Henry Rutgers Beekman (December 8, 1845 – December 17, 1900) was an American lawyer, judge, and government official. A member of the Beekman family, he served as a justice of the Supreme Court of New York and was New York City Parks Commissioner.

== Biography ==
Beekman was born in New York City to William Fenwick Beekman and Catherine Alexander (Neilson) Beekman on December 8, 1845. His great-grandfather was prominent New York merchant James Beekman, and his great-great-grandfather was New York governor Gerardus Beekman, son of Wilhelmus Beekman, Treasurer of the Dutch West India Company, who also served as Mayor of New York City and Governor of Delaware and Pennsylvania.
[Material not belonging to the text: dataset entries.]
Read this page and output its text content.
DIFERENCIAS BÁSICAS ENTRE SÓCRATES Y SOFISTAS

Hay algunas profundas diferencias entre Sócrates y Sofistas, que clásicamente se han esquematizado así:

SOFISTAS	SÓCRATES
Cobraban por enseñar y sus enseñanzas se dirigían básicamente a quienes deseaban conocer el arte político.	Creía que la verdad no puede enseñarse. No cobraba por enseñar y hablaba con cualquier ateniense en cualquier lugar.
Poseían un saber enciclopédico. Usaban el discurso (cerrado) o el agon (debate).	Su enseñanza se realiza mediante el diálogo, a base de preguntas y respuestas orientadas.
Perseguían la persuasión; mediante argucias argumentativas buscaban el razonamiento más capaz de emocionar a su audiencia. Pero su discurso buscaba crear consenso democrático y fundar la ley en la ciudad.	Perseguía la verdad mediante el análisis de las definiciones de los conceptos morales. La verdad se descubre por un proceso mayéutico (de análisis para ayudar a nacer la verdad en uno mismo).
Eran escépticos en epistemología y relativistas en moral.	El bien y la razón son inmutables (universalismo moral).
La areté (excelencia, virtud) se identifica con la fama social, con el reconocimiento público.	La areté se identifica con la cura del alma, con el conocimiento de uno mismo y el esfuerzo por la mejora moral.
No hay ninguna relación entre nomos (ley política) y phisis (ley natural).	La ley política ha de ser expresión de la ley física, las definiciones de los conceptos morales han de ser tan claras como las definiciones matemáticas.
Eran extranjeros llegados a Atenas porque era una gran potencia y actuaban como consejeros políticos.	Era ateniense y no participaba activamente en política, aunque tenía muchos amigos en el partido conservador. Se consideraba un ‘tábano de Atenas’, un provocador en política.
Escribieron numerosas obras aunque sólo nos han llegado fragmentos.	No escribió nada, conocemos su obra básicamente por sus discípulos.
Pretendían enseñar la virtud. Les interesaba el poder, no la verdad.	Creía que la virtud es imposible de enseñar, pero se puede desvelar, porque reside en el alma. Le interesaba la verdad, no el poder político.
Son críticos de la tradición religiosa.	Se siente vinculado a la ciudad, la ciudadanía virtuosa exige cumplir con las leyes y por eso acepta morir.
He graduated from Columbia College in 1865 before earning his LL.B. from Columbia Law School in 1867. He was admitted to the bar in 1867 and started a practice with fellow lawyer David B. Ogden.

In 1894, Beekman was appointed judge of the Supreme Court of New York. From 1885 to 1887 he was the New York City Parks Commissioner, appointed by Mayor William Russell Grace. From 1887 to 1888, he was a member and president of the New York City Board of Aldermen. He also served as the Corporation Counsel of New York City from 1888 to 1889. He became a justice of the New York Supreme Court in 1896.

Beekman died on December 17, 1900. He was a member of the University Club of New York, Union Club of the City of New York, Century Association, and the Manhattan Club. His son, Henry Rutgers Beekman, was a watercolorist.